= George Glas =

George Glas (1725 – 30 November 1765) was a Scottish seaman and merchant adventurer in West Africa.

The son of John Glas, the divine, Glas was born at Dundee in 1725, and is said to have been brought up as a surgeon.
He obtained command of a ship which traded between Brazil, the northwest coasts of Africa and the Canary Islands.

During his voyages he discovered on the Western Sahara seaboard a river navigable for some distance inland, and here he proposed to found a trading station.
The exact spot is not known with certainty, but it is plausibly identified with Gueder, possibly the haven where the Spaniards had in the 15th and 16th centuries a fort called Santa Cruz de Mar Pequeña.

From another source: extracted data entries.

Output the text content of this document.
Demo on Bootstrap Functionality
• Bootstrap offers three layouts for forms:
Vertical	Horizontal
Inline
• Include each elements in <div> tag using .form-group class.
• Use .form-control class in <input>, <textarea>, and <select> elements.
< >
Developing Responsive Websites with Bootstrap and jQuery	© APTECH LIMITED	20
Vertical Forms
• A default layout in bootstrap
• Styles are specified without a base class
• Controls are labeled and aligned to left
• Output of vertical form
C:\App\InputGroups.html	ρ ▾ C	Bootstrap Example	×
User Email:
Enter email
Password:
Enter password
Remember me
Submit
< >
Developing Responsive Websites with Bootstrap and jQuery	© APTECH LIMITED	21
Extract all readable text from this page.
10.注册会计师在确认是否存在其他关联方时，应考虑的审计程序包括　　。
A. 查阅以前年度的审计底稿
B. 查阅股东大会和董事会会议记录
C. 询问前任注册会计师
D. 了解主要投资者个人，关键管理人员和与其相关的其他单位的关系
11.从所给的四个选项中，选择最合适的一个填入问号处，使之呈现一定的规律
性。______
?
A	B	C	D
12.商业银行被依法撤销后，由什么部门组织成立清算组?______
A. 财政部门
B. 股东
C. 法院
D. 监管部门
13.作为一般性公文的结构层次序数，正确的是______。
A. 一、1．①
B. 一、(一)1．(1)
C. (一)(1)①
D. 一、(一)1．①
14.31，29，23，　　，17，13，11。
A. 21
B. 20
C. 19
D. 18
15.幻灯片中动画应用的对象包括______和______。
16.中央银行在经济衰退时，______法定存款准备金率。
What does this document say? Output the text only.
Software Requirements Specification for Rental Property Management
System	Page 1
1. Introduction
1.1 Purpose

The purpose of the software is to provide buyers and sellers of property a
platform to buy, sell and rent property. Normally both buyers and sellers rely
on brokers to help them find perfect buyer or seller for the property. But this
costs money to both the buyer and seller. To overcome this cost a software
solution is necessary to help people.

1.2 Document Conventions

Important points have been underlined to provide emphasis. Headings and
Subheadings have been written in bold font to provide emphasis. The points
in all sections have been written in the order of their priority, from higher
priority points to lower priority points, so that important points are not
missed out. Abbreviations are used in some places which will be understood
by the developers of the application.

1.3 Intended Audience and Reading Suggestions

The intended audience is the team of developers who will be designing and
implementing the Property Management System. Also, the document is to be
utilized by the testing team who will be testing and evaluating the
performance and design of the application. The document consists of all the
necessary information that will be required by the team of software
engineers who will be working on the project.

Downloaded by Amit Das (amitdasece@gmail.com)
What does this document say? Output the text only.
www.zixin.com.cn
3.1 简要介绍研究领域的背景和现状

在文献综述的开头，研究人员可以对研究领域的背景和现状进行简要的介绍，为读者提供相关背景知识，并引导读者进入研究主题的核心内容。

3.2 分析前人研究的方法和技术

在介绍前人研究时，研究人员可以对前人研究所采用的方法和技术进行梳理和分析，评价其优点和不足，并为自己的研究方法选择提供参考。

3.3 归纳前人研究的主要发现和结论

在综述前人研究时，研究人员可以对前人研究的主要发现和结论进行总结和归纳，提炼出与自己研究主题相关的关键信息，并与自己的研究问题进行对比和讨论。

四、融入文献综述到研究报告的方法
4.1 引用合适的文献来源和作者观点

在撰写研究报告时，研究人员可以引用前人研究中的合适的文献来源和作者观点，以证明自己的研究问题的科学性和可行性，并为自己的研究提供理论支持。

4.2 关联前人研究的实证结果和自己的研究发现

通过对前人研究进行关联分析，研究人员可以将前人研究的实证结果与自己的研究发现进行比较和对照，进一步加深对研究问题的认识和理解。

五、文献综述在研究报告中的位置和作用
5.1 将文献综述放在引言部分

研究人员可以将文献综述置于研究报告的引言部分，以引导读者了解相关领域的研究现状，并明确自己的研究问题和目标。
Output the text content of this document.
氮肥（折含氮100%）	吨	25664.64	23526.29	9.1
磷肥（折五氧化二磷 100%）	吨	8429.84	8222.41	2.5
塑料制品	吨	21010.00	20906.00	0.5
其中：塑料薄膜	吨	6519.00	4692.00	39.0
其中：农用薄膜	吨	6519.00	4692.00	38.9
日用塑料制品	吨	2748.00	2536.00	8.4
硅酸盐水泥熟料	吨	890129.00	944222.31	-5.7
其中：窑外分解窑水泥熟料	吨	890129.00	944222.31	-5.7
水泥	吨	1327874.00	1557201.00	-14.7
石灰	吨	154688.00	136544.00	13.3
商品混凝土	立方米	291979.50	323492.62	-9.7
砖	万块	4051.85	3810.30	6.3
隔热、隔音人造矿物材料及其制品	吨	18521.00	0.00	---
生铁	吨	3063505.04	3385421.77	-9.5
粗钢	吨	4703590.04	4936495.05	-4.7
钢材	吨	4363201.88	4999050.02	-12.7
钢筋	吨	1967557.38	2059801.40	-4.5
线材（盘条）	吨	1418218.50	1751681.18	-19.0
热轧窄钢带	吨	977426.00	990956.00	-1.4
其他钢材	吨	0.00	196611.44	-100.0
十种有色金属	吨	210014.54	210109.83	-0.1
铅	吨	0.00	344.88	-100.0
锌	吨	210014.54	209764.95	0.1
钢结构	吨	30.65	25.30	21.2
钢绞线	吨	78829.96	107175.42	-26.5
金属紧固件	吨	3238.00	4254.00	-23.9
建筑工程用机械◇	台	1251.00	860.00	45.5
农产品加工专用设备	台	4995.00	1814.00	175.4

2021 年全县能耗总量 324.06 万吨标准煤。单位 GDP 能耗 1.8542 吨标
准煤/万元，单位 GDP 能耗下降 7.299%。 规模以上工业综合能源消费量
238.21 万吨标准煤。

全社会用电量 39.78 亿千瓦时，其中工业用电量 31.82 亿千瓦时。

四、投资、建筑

Glas made an arrangement with the Lords of Trade whereby he was granted £15,000 if he obtained free cession of the port he had discovered to the British crown; the proposal was to be laid before Parliament in the session of 1765.
Having chartered a vessel, Glas, with his wife and daughter, sailed for Africa in 1764, reached his destination and made a treaty with the Moors of the district. He named his settlement Port Hillsborough, after Wills Hill, earl of Hillsborough (afterwards marquis of Downshire), president of the Board of Trade and Plantations (1763–1765). In November 1764, Glas and some companions, leaving his ship behind, went in the longboat to Lanzarote, intending to buy a small barque suitable for the navigation of the river on which was his settlement. From Lanzarote he forwarded to London the treaty he had concluded for the acquisition of Port Hillsborough. A few days later he was seized by the Spaniards, taken to Tenerife and imprisoned at Santa Cruz de Tenerife. In a letter to the Lords of Trade from Teneriffe, dated 15 December 1764, Glas said he believed the reason for his detention was the jealousy of the Spaniards at the settlement at Port Hillsborough because in a time of war the English might ruin their fishery and effectually stop the whole commerce of the Canary Islands.

The Spaniards further looked upon the settlement as a step towards the conquest of the islands. They therefore contrived how to make out a claim to the port and forged old manuscripts to prove their assertion (Calendar of Home Office Papers, 1760-1765). In March 1765 the ships company at Port Hillsborough was attacked by the natives and several members of it killed. The survivors, including Mrs and Miss Glas, escaped to Tenerife. In October following, through the representations of the British government, Glas was released from prison. With his wife and child he set sail for England on board the barque Earl of Sandwich. On 30 November British mariners George Gidley, Richard
St. Quinton, Peter McKinlie and a Dutchman Andres Lukerman, who had learned that the ship contained much treasure, mutinied, killing the captain and passengers. Glas was stabbed to death, and his wife and daughter thrown overboard. The murderers were afterwards captured and hanged at Dublin. There is some evidence to suggest that Robert Louis Stevenson based his novel Treasure Island in part on the murders of the Glas family. He grew up in the shadow of the Glasite church in Edinburgh. After the death of Glas the British Government appears to have taken no steps to carry out his project.

In 1764, Glas published in London The History of the Discovery and Conquest of the Canary Islands, which he had translated from the manuscript of an Andalusian monk named Juan de Abréu Galindo, then recently discovered at La Palma. To this Glas added a description of the islands, a continuation of the history and an account of the manners, customs, trade, etc., of the inhabitants, displaying considerable knowledge of the archipelago.